The **Histogram** chart is the default display for numeric features. It "buckets" numeric feature values into equal-sized ranges to show frequency distribution of the variable&mdash;the target observation (left Y-axis) plotted against the frequency of the value (X-axis). The height of each bar represents the number of rows with values in that range.

??? note "Histogram display variations"
    The display differs depending on whether the [data quality](quality-check#interpret-the-histogram-tab) issue "Outliers" was found.

    Without data quality issues:

    ![](images/histogram.png)

    With data quality issues:

    ![](images/histogram-outlier.png)

Initially, the display shows the bucketed data:

![](images/dq-8.png)

Select the **Show outliers** checkbox to calculate and display outliers:

![](images/dq-10.png)

The traditional box plot above the chart (shown in gold) highlights the middle quartiles for the data to help you determine whether the distribution is skewed. To determine whisker length, DataRobot uses [Ueda's algorithm](https://jsdajournal.springeropen.com/articles/10.1186/s40488-015-0031-y){ target=_blank } to identify the outlier points&mdash;the whiskers depict the full range for the lowest and highest data points in the dataset excluding those outliers. This is useful for helping to determine whether a distribution is skewed and/or whether the dataset contains a problematic number of outliers.

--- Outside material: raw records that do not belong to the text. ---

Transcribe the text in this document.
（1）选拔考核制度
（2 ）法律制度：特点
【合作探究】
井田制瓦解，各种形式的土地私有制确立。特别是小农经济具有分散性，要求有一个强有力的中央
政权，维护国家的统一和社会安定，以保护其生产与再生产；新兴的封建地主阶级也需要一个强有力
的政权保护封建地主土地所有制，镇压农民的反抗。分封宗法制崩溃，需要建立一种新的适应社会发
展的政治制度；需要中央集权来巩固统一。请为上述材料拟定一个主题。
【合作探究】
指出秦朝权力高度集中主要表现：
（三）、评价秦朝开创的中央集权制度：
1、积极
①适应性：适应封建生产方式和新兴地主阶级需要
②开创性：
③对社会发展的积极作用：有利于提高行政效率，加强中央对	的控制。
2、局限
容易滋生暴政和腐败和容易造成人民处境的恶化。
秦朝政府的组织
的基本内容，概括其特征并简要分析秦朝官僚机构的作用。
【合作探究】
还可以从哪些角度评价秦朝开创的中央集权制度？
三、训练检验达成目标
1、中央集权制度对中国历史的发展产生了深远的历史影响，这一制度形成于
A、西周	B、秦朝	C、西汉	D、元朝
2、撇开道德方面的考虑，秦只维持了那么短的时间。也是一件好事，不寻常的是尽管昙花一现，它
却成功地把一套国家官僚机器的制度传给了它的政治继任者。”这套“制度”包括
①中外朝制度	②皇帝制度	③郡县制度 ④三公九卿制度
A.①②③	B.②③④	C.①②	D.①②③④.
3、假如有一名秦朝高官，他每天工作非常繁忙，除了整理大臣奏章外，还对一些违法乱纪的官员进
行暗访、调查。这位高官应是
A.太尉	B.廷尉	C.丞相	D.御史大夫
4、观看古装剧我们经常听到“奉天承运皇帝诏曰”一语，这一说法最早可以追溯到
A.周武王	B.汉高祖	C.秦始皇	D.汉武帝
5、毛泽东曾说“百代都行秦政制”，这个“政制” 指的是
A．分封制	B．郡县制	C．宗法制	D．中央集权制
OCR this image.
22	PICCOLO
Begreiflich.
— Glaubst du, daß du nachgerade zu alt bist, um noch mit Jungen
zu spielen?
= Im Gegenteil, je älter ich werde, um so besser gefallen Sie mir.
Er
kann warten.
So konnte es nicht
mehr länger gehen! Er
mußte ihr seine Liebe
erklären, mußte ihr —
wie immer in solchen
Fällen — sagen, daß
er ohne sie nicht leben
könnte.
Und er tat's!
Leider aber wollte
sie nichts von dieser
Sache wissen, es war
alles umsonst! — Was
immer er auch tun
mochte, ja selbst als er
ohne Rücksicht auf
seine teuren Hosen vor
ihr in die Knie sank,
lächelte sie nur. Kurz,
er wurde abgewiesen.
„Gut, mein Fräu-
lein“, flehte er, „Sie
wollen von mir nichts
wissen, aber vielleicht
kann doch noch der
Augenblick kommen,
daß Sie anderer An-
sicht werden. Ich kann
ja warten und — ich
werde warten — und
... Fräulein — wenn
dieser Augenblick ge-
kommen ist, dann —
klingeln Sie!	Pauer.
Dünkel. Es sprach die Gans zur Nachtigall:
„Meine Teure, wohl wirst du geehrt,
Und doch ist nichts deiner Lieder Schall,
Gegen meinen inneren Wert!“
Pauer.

Note the change in the X-axis scale and compression of the box plot to allow for outlier display. Because there tend to be fewer rows recording an outlier value (it's what makes them outliers), the blue bar may not display. Hover on that column to display a tooltip with the actual row count.

After EDA2 completes, the histogram also displays an [average target value](histogram#average-target-values) overlay.